Exigé par la France, l'Italie et la Suède – soutenues par la présidence belge de l'Union européenne -, le débat sur l'intégration des Roms en Europe ne trouve pas d'issue, à Bruxelles. Pierre Lellouche, secrétaire d'Etat français aux Affaires européennes, avait demandé il y a quelques semaines un débat "urgent" sur "un problème réel dont il est temps de s'occuper".

Evoquant les problèmes de délinquance de mineurs, mais aussi de réseaux de prostitution et de trafics d'enfants auxquels est confrontée la France, M. Lellouche avait fustigé les flux de "gens qui ne cherchent pas à s'intégrer", la responsabilité des pays d'origine des Roms (dont 9 millions ont un passeport européen), ou encore la relative inaction de la Commission de Bruxelles qui, soulignait le secrétaire d'Etat, dépense pourtant beaucoup d'argent en vue de leur intégration. La Suède enchaînait en demandant un "plan d'action contraignant" censé répondre à "une situation alarmante".

La Roumanie visée au premier plan

Ces gouvernements visaient aussi certains pays d'origine, accusés de se soustraire à leur devoir d'assistance. Outre la Bulgarie (750 000 Roms, selon les estimations) et la Slovaquie (500 000), c'est la Roumanie – officiellement 537 000 Roms mais, plus vraisemblablement quelque 2 millions – qui a été la cible des critiques. Elle a depuis promis d'agir. Un secrétaire d'Etat chargé des Roms rapatriés a été nommé. Mais, simultanément, Bucarest a protesté contre la destruction de campements en France et le "blâme public" qui lui était adressé.

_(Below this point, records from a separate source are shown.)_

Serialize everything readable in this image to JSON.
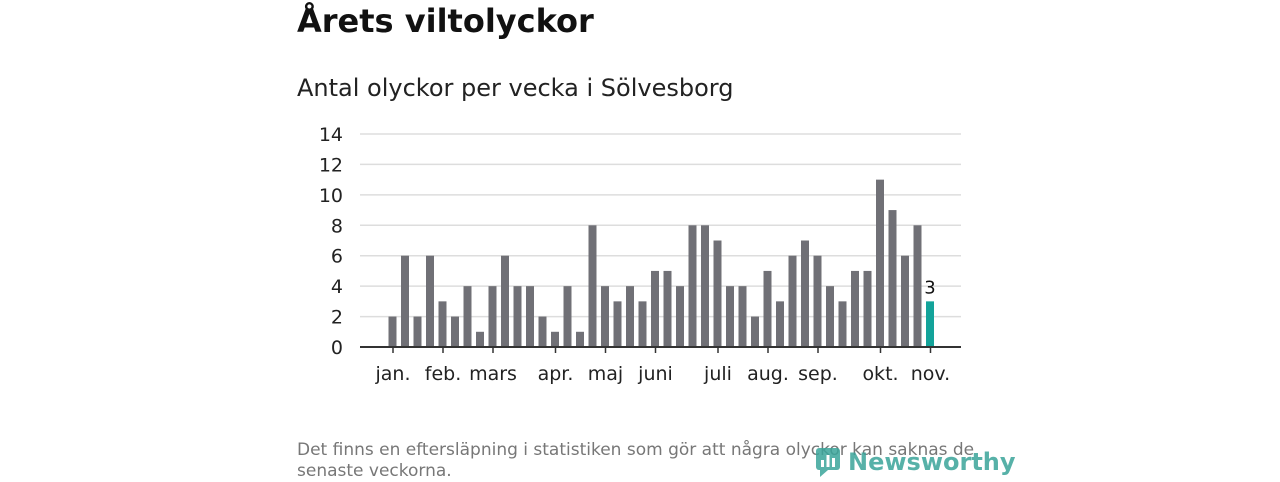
{
  "title": "Årets viltolyckor",
  "subtitle": "Antal olyckor per vecka i Sölvesborg",
  "footnote": "Det finns en eftersläpning i statistiken som gör att några olyckor kan saknas de senaste veckorna.",
  "logo_text": "Newsworthy",
  "colors": {
    "bar": "#707076",
    "highlight": "#13a39a",
    "grid": "#dddddd",
    "axis": "#333333",
    "logo": "#3aa49a"
  },
  "chart_data": {
    "type": "bar",
    "title": "Antal olyckor per vecka i Sölvesborg",
    "xlabel": "",
    "ylabel": "",
    "ylim": [
      0,
      14
    ],
    "yticks": [
      0,
      2,
      4,
      6,
      8,
      10,
      12,
      14
    ],
    "grid": true,
    "weeks": [
      1,
      2,
      3,
      4,
      5,
      6,
      7,
      8,
      9,
      10,
      11,
      12,
      13,
      14,
      15,
      16,
      17,
      18,
      19,
      20,
      21,
      22,
      23,
      24,
      25,
      26,
      27,
      28,
      29,
      30,
      31,
      32,
      33,
      34,
      35,
      36,
      37,
      38,
      39,
      40,
      41,
      42,
      43,
      44
    ],
    "values": [
      2,
      6,
      2,
      6,
      3,
      2,
      4,
      1,
      4,
      6,
      4,
      4,
      2,
      1,
      4,
      1,
      8,
      4,
      3,
      4,
      3,
      5,
      5,
      4,
      8,
      8,
      7,
      4,
      4,
      2,
      5,
      3,
      6,
      7,
      6,
      4,
      3,
      5,
      5,
      11,
      9,
      6,
      8,
      3
    ],
    "highlight_index": 43,
    "highlight_label": "3",
    "month_labels": [
      {
        "label": "jan.",
        "week": 1.5
      },
      {
        "label": "feb.",
        "week": 5.5
      },
      {
        "label": "mars",
        "week": 9.5
      },
      {
        "label": "apr.",
        "week": 14.5
      },
      {
        "label": "maj",
        "week": 18.5
      },
      {
        "label": "juni",
        "week": 22.5
      },
      {
        "label": "juli",
        "week": 27.5
      },
      {
        "label": "aug.",
        "week": 31.5
      },
      {
        "label": "sep.",
        "week": 35.5
      },
      {
        "label": "okt.",
        "week": 40.5
      },
      {
        "label": "nov.",
        "week": 44.5
      }
    ]
  }
}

Il reste que la lenteur de Bucarest dans l'utilisation des fonds européens pour l'aide aux Roms agace. Six programmes, d'un montant total de 9,3 millions d'euros, sont gérés par l'Agence nationale pour les Roms, mais les résultats sont peu visibles. Le sort misérable de cette population la pousse toujours à émigrer. Des projets risquent d'être bloqués à force de retards. "La Commission nous a recommandé de résilier ceux qui n'avancent pas pour éviter de bloquer l'argent, affirme Anca Zevedei, directeur de l'Autorité de gestion des ressources humaines au ministère roumain du travail. La Commission veut aider les Roms et les défavorisés, mais regardez ce qui se passe avec les projets gérés par l'Agence nationale pour les Roms..."

Les associations roms critiquent tant la France que les autorités roumaines. "La Roumanie n'a pas fait son travail, estime Ciprian Necula, chargé du projet 'La Maison des Roms'. L'Etat a permis l'existence des réseaux de trafics d'êtres humains et de prostitution. Il s'est contenté de mettre quelques programmes sur le papier pour faire plaisir aux Européens."

"Gaspillage, voire non-utilisation"

La situation sur place confirme le diagnostic pessimiste quant au gaspillage, voire à la non-utilisation, des fonds européens. En fait, la Roumanie peine à dépenser les 32 milliards d'euros de fonds non remboursables que la Commission lui a réservés de 2007 à 2013, à condition qu'elle en fasse la demande et justifie leur utilisation.

Arbitre du débat sur les Roms, la Commission ne cache pas son malaise. Invitée par la France et d'autres à "agir", elle objecte qu'elle a multiplié les initiatives au cours des dernières années, visant tant à l'intégration qu'à la non-discrimination. Mais "l'intégration ne sera effective qu'avec l'action ciblée des Etats, au niveau national, régional et local", souligne l'exécutif européen.

Quelque 13,3 milliards d'euros auront été dépensés, entre 2007 et 2013, via le Fonds social européen, pour l'intégration des Roms et d'autres groupes dits "vulnérables". En Roumanie et en Hongrie, la moitié des aides reçues vont aux Roms. De l'argent est aussi distribué à divers pays par le Fonds agricole pour le développement rural et, depuis mai, des Etats peuvent faire appel au Fonds européen pour le développement régional en vue d'aider des minorités, dont les Roms, à obtenir plus facilement un logement. Les fonds structurels permettent quant à eux de cofinancer des projets pour la petite enfance, l'éducation ou l'emploi. Enfin, le Parlement européen a alloué 5 millions d'euros pour le lancement d'un projet pilote d'intégration centré sur le microfinancement et l'enseignement.

"Ce n'est pas l'argent qui manque, c'est le bon moyen de l'utiliser", soupire un haut fonctionnaire. En dernier recours, Bruxelles a donc lancé deux études censées identifier les programmes, les projets et les politiques d'intégration qui ont réussi.